Question

The linear momentum of a body of mass 8 kg is 24 kg m s$^{-1}$. If a constant force of 24 N acts on the body in the direction of the motion for a time of 3 s, then the increase in the kinetic energy of the body is
Identify the correct option from the following:

• A. 480 J
• B. 540 J
• C. 270 J
• D. 450 J

Hint:

To find the increase in kinetic energy, compute the initial and final velocities using momentum and force, then use $KE = \frac{1}{2} m v^2$.

Answer 1

The Correct Option is B

Step 1: Calculate initial kinetic energy
Mass $m = 8$ kg, momentum $p = 24$ kg m/s.
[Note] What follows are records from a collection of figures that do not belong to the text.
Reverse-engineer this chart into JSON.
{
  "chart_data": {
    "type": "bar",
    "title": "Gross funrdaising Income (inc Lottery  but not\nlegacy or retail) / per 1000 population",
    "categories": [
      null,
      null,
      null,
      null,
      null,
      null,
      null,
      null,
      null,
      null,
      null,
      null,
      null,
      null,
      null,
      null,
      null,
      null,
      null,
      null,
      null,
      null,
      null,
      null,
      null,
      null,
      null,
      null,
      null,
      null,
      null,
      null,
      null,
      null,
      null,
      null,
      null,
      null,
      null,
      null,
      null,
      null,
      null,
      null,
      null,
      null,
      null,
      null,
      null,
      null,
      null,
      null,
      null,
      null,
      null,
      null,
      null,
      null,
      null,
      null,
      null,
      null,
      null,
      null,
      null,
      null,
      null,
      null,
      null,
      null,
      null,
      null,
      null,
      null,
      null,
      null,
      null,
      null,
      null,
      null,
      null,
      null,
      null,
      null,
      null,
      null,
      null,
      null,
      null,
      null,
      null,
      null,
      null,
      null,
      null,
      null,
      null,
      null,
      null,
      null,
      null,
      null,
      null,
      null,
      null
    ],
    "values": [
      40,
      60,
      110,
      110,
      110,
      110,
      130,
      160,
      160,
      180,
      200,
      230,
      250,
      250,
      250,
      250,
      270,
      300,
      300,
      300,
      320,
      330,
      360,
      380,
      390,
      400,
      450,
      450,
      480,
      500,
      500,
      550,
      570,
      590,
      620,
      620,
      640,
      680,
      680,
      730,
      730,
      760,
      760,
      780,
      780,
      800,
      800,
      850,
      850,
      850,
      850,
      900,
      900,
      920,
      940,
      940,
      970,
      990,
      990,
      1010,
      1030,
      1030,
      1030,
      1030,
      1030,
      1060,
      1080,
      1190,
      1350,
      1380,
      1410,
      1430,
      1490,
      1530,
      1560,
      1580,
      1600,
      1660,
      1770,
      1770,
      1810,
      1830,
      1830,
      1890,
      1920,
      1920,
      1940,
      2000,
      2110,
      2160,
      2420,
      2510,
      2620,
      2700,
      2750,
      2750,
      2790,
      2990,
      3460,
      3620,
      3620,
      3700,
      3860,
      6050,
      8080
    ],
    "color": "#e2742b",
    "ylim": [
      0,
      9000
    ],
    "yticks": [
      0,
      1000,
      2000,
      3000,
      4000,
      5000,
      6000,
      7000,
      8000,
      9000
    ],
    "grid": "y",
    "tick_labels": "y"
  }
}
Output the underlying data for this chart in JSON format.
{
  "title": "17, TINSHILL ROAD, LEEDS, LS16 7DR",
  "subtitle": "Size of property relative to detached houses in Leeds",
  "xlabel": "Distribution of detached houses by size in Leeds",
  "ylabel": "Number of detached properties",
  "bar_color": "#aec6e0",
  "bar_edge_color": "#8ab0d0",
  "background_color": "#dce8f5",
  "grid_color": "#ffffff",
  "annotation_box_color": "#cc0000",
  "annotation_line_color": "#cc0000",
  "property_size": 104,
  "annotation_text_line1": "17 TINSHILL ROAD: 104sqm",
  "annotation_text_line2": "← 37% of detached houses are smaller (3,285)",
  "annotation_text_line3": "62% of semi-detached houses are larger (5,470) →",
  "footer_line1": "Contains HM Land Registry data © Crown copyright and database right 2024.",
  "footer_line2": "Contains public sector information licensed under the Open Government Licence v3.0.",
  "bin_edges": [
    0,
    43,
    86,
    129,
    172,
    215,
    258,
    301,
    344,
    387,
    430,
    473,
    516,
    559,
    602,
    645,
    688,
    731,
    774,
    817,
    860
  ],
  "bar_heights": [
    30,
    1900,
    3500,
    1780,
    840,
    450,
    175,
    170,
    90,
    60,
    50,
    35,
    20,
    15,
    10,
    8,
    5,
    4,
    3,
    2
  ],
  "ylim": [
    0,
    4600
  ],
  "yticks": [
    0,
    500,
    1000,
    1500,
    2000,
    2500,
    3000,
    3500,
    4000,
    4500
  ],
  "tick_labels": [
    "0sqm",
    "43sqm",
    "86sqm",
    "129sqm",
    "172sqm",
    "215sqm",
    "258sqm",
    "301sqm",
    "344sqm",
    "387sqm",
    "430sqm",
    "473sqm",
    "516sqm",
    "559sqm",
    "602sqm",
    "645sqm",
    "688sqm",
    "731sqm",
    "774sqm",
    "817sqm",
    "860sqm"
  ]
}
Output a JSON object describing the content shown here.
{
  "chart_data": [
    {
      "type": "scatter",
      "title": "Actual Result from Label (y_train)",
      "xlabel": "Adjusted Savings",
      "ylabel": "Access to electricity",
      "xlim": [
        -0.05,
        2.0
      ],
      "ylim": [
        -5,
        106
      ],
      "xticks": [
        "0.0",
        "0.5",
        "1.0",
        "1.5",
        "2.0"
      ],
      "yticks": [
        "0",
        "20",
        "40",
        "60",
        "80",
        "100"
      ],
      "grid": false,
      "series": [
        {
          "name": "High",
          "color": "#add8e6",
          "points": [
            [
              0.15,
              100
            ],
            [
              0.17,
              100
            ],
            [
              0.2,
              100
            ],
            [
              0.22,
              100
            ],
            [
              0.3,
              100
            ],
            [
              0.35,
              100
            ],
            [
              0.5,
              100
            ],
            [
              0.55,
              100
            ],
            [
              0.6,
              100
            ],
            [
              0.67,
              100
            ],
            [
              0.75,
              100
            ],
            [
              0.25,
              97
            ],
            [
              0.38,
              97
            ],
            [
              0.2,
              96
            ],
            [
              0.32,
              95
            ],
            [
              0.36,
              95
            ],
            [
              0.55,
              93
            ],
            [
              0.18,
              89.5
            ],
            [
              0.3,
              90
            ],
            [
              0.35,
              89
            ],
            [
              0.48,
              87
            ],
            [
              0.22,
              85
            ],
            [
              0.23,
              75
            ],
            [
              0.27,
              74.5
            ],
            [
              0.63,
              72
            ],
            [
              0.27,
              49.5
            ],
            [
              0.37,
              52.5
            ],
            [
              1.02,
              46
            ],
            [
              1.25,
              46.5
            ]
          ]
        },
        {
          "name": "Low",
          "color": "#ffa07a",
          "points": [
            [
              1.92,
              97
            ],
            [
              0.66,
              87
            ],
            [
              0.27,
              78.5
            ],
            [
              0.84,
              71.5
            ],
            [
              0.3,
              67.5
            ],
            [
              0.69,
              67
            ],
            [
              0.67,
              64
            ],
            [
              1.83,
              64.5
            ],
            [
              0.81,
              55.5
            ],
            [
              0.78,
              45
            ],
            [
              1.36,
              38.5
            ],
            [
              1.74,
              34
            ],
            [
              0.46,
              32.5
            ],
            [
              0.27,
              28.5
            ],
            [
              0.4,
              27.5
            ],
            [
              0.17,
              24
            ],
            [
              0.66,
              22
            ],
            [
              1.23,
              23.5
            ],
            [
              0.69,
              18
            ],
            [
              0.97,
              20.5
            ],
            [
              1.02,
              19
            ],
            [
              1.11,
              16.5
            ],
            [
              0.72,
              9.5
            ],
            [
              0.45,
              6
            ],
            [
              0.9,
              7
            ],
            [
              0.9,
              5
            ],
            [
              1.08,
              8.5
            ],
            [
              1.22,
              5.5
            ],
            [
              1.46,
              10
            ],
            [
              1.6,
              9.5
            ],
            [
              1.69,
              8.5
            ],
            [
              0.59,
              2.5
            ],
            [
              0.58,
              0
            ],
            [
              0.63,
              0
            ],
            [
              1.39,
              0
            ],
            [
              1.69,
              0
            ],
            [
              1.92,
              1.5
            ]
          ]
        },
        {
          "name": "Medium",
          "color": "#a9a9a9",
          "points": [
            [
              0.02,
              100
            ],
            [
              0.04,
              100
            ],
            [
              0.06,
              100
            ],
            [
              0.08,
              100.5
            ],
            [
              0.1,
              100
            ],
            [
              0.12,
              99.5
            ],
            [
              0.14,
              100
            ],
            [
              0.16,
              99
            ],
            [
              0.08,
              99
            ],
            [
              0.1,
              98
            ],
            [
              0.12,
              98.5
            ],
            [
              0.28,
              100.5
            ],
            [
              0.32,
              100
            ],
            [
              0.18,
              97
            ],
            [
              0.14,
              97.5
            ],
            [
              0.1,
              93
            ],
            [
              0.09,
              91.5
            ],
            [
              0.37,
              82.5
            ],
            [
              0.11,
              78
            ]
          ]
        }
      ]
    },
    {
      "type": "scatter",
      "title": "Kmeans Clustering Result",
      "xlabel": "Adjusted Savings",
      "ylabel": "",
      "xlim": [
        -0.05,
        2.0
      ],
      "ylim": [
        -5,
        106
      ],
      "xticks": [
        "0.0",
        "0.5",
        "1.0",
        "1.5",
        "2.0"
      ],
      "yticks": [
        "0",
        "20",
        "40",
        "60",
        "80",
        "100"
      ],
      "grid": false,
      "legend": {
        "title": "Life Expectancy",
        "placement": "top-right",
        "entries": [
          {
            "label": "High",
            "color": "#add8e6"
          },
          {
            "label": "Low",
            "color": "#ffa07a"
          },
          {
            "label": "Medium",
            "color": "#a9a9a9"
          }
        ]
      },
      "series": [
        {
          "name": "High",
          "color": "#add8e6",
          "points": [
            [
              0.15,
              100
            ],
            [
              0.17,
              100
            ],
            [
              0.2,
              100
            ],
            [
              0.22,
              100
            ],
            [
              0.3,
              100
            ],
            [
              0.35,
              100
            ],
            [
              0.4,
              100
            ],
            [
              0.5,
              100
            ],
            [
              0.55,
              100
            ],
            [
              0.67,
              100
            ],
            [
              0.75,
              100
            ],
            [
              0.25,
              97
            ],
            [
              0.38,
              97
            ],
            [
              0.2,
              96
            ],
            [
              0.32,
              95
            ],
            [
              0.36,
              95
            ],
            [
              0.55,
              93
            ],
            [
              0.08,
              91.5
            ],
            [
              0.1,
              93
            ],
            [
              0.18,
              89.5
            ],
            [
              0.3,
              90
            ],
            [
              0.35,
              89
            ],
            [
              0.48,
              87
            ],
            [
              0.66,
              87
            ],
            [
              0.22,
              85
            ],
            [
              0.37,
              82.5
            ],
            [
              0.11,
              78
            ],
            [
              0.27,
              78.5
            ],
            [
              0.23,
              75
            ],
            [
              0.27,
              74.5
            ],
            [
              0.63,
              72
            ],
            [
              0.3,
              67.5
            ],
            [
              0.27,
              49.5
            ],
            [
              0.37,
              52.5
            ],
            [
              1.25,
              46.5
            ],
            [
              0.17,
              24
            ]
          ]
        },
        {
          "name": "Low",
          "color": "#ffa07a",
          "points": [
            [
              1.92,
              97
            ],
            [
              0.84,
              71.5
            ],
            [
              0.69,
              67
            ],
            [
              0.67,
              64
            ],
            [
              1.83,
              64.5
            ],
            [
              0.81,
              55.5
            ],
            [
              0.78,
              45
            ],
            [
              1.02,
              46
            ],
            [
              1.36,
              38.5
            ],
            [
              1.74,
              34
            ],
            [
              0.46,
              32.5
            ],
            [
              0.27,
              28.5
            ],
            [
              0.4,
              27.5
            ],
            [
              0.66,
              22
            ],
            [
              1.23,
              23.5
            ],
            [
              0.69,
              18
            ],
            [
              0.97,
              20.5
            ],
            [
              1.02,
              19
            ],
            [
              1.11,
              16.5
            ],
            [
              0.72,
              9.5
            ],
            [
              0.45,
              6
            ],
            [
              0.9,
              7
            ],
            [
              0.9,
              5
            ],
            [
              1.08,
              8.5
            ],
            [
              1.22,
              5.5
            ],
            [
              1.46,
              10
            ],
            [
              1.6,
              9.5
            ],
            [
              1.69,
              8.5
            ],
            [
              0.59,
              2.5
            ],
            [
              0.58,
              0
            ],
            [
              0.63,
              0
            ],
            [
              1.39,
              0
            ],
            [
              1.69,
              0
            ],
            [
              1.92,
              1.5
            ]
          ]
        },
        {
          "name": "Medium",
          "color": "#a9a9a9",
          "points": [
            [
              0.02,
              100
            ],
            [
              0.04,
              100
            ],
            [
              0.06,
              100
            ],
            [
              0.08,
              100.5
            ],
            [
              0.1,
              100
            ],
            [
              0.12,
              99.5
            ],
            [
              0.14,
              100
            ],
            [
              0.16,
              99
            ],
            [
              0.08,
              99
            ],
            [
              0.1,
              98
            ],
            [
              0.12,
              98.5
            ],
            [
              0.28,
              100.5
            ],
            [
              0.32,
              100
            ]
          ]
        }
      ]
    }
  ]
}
Velocity $v = \frac{p}{m} = \frac{24}{8} = 3$ m/s. Initial kinetic energy $KE_i = \frac{1}{2} m v^2 = \frac{1}{2} \times 8 \times 3^2 = 4 \times 9 = 36$ J. Step 2: Calculate final velocity and kinetic energy
Force $F = 24$ N, time $t = 3$ s. Acceleration $a = \frac{F}{m} = \frac{24}{8} = 3$ m/s$^2$. Final velocity $v_f = v_i + at = 3 + 3 \times 3 = 12$ m/s. Final kinetic energy $KE_f = \frac{1}{2} m v_f^2 = \frac{1}{2} \times 8 \times 12^2 = 4 \times 144 = 576$ J. Step 3: Compute the increase in kinetic energy
Increase in kinetic energy = $KE_f - KE_i = 576 - 36 = 540$ J, matching option (2).